Ciò stante, si può ben intuire che la scelta del partner non è qualcosa di casuale: la dipendente affettiva patologica sceglierà inconsapevolmente una persona che, attraverso i suoi atteggiamenti di evitamento, anaffettività, insicurezza, gelosia, possessività, manipolazione, abuso e/o violenza, vada a corroborare l’immagine negativa che ella ha sviluppato di sé. Ne deriva che anche il partner scelto non sarà, per ovvi motivi, scevro di problematicità: si tratterà, con estrema probabilità, di una persona che, per proprie dinamiche interne, avrà bisogno di porsi come rifiutante, sfuggente o sprezzante nei confronti della donna.
La dipendenza affettiva patologica, pertanto, per sua natura intrinseca non può essere definita quale fenomeno che riguarda il singolo; al contrario, inevitabilmente coinvolge entrambi i protagonisti della coppia: se, da un lato, vi è una partner che dedica tutta se stessa per compiacere e rendere felice l’altro elemosinando le sue attenzioni e il suo “amore”, dall’altro lato avremo un partner che, attraverso la bramosia della prima, riuscirà a rafforzare la percezione di sé come dominante.
Per quanto possa sembrare paradossale, dunque, la dipendenza affettiva patologica si alimenta del rifiuto e della negazione di sé, e la donna rimane ingabbiata nell’irragionevole ambizione di riuscire, ad ogni costo, a farsi amare da chi costantemente la respinge e a salvare colui che non vuol essere salvato.

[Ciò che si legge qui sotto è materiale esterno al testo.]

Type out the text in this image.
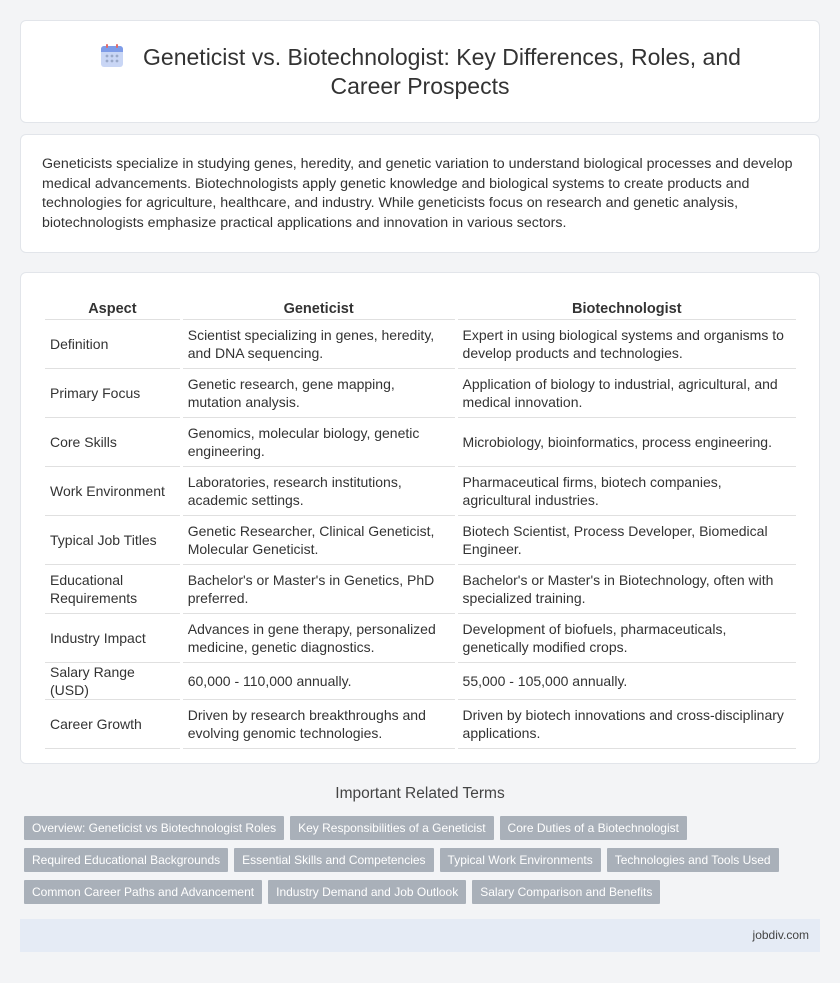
Geneticist vs. Biotechnologist: Key Differences, Roles, and Career Prospects

Geneticists specialize in studying genes, heredity, and genetic variation to understand biological processes and develop medical advancements. Biotechnologists apply genetic knowledge and biological systems to create products and technologies for agriculture, healthcare, and industry. While geneticists focus on research and genetic analysis, biotechnologists emphasize practical applications and innovation in various sectors.

Aspect	Geneticist	Biotechnologist
Definition	Scientist specializing in genes, heredity, and DNA sequencing.	Expert in using biological systems and organisms to develop products and technologies.
Primary Focus	Genetic research, gene mapping, mutation analysis.	Application of biology to industrial, agricultural, and medical innovation.
Core Skills	Genomics, molecular biology, genetic engineering.	Microbiology, bioinformatics, process engineering.
Work Environment	Laboratories, research institutions, academic settings.	Pharmaceutical firms, biotech companies, agricultural industries.
Typical Job Titles	Genetic Researcher, Clinical Geneticist, Molecular Geneticist.	Biotech Scientist, Process Developer, Biomedical Engineer.
Educational Requirements	Bachelor's or Master's in Genetics, PhD preferred.	Bachelor's or Master's in Biotechnology, often with specialized training.
Industry Impact	Advances in gene therapy, personalized medicine, genetic diagnostics.	Development of biofuels, pharmaceuticals, genetically modified crops.
Salary Range (USD)	60,000 - 110,000 annually.	55,000 - 105,000 annually.
Career Growth	Driven by research breakthroughs and evolving genomic technologies.	Driven by biotech innovations and cross-disciplinary applications.
Important Related Terms
Overview: Geneticist vs Biotechnologist Roles Key Responsibilities of a Geneticist Core Duties of a Biotechnologist
Required Educational Backgrounds Essential Skills and Competencies Typical Work Environments Technologies and Tools Used
Common Career Paths and Advancement Industry Demand and Job Outlook Salary Comparison and Benefits
jobdiv.com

Al contrario di quanto si possa pensare, tuttavia, in questo comportamento apparentemente irragionevole e, per molti versi imprudente, non vi è alcun masochismo psichico alla base, nessun piacere nel provare sofferenza: si tratta, piuttosto, della inconsapevole e illusoria speranza di suturare l’ancestrale ferita narcisistica, provocata dall’assenza di un Amore sano e nutriente.